In the model, empty pallets entered the facility in a random mix, at a rate computed to produce the predicted annual volume in a working year, e.g. for Year 6 the total number of vehicles required is 103600 (from Table 1 for Year 6). On entering the conveyor they were configured for the particular variants required. As the pallets travelled along the conveyor belt they were populated with components that in reality would have been loaded from racks. These racks were not shown in the model but could be added along with the operators if required. This would not affect the model output, merely provide more work for the computer to carry out. However, it is realised that in reality, the loading operation would present a large logistics problem to be solved.
The facility was configured to separate the medium wheelbase body sides (MWB in Table 1) from the short wheelbase body sides (SWB in Table 1), so that for Year 6 the first row of process machines (welding) were organised as follows:

  • seven machines to the right of the facility were dedicated to welding MWB (green components)

  • two machines to the left were dedicated to welding SWB (yellow components)

  • the remaining two machines (third and fourth from the left) could weld either body side.

The predicted SWB production for Year 6 would require only three welding machines for a constant pallet input rate. However, because the input was random there were certain times when large numbers of SWBs emerge without interruption and this was catered for by the extra shared welding machine.




    1. Process Rows in the matrix


When the pallets were fully populated, they left the conveyor and were carried by automated guided vehicles (AGVs) to the first row of process machines (in this case welding machines). The assemblies stayed at the welding machines for a specified time appropriate to the variant being processed. A welding machine was chosen to conduct the process based on the following logic:

  1. Is the pallet carrying SWB or MWB?

  2. Is there an assembly waiting to be taken from the current process to the next process, and the machine not being maintained?

  3. Is there a machine without an assembly waiting to be processed, and the machine not being maintained?

  4. Is there an input buffer without an assembly on it, and the machine not being maintained?

  5. If all machines are occupied or being maintained and all the input buffers have an assembly; wait until an assembly needs moving to the next process.

This logic was applied to machines sequentially. For those machines capable of processing MWBs (nine machines to the to the right) the machine furthest to the right was the first to be considered and the last to be considered was the ninth one from the right (capable of processing both SWB and MWB). For those machines capable of processing SWBs (four machines to the left) the machine furthest to the left was the first to be considered and the last to be considered was the fourth one from the left (capable of processing both SWB and MWB).

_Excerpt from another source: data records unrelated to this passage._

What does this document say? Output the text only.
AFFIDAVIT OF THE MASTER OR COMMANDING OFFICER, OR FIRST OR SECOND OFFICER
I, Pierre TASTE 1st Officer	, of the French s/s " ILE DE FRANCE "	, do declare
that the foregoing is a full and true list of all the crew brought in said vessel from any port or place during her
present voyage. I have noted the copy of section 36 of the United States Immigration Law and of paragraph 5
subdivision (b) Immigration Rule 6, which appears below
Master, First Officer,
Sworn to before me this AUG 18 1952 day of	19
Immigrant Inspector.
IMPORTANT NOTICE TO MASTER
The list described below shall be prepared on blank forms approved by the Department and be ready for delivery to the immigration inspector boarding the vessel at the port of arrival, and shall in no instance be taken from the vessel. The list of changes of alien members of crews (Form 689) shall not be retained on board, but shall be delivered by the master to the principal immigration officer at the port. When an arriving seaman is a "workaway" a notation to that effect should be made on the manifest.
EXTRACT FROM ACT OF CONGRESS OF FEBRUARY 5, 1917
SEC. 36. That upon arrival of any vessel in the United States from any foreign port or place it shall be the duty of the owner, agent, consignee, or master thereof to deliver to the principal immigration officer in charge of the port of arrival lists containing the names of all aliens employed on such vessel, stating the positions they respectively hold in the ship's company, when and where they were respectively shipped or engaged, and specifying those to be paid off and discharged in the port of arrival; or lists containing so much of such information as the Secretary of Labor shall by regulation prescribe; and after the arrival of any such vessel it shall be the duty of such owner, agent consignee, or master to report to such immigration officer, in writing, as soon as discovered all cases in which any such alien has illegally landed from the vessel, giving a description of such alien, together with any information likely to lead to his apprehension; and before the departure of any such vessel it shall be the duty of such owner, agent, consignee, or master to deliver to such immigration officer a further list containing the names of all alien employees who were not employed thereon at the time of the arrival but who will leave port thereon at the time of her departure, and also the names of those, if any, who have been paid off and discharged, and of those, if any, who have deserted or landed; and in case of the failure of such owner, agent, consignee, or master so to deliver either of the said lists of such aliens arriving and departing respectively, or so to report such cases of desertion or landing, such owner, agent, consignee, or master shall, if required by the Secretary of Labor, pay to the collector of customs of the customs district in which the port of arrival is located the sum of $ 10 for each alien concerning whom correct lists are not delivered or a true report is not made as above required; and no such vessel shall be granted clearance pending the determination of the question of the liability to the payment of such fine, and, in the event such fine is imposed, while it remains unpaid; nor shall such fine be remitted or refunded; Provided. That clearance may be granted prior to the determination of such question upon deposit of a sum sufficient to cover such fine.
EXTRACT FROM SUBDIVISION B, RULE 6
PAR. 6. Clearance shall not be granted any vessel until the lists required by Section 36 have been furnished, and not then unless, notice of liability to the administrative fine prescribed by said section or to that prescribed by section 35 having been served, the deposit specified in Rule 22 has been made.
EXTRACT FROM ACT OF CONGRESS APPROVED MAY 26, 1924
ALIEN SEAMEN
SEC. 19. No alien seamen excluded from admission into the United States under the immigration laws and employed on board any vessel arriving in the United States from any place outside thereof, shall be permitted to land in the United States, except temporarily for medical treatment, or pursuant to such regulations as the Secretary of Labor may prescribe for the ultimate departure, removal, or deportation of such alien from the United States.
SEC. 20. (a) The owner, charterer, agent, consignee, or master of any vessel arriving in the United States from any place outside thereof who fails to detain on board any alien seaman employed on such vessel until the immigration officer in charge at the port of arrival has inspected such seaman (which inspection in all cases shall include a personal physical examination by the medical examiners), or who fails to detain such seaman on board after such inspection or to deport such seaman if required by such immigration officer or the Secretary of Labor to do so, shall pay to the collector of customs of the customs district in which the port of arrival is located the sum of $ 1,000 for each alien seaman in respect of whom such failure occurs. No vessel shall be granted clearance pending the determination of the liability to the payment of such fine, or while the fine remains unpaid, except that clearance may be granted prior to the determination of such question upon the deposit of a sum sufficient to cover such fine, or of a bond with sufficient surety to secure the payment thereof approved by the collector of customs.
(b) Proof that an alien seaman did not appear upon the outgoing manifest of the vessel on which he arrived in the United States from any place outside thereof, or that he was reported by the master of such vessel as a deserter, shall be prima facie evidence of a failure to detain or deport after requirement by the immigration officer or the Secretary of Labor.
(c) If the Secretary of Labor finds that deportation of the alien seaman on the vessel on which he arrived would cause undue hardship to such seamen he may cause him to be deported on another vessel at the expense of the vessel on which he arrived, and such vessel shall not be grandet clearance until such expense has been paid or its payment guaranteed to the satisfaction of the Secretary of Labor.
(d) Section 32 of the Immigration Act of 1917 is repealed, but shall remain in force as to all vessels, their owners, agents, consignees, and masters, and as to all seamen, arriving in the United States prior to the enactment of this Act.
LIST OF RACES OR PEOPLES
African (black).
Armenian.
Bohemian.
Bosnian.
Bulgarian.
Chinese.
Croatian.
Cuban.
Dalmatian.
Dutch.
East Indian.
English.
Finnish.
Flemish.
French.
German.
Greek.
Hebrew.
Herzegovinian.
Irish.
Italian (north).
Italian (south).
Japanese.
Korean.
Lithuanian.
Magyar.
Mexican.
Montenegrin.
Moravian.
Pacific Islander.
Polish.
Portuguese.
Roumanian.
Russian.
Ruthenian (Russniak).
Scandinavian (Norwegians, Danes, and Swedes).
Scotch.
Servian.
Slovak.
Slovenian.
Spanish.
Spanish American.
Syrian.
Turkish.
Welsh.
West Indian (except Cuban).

When a suitable machine had been selected, an attribute of that machine was set to prevent another assembly going to it. This attribute is re-set when processing had been completed.
After leaving the welding process, the AGVs moved the assemblies to the next row in the matrix, in this example riveting. As before some machines were capable of riveting MWBs (four), some were capable of riveting SWBs (two) and one was shared.
Again a machine was chosen using the logic described above and again each assembly had a different time specified for it’s processing. There was sufficient AGV track length between the welding and riveting processes to act as a buffer and accommodate any AGVs waiting to enter the riveting stage. A queue can form with this technology because the input rate is not constant, but there are sufficient machines to process the specified number of assemblies over the specified time.
After riveting the assemblies were moved by AGVs to the next row in the matrix, where they were adhesively bonded. There were only two bonding stations in this example and so sending alternate assemblies to each machine would be the simplest logic to apply and this would work if the bonding process times were similar for each variant. However, the same logic previously used was applied so that the number of bonding machines could be increased if required.
In reality the cells could perform any process required within a specific facility and each cell could be either dedicated to one model or capable of producing all the required models.
After this the assemblies were carried to a framing station for further welding, a frame riveting station and finally to a frame bonding station. When all processes had been completed, the assembly was taken to the stockpile; for the simulation the frames disappear and so reduced the computer’s workload.


    1. Prototypes


It was thought desirable to have the capability of being able to follow and observe a prototype being processed throughout the matrix. Consequently, prototypes follow a defined path through the matrix and are the only assemblies that do not follow the logic sequence to select a process machine. However, they have an affect on the logic sequence by occupying a machine and so denying it to other assemblies.
Prototypes were directed to particular machines at each stage and were then carried to an prototype inspection area. In this way all the processing could be observed and inspection carried out after each process has been completed.

    1. Pallet Inspection


The geometry of the empty pallets was checked in an inspection area at the side of each return track. Pallets should be designed to accommodate all build types; in this example twelve build types (five SWBs and seven MWBs from Table 1).
As the pallets entered the matrix, each build type was assigned an attribute that was consecutively number up to one hundred and then started from one and continued to repeat this cycle. This provided an easy method of removing a percentage for inspection as removing all those with numbers greater than ninety, would remove ten percent and all those with numbers greater than eighty-five, would remove fifteen percent etc.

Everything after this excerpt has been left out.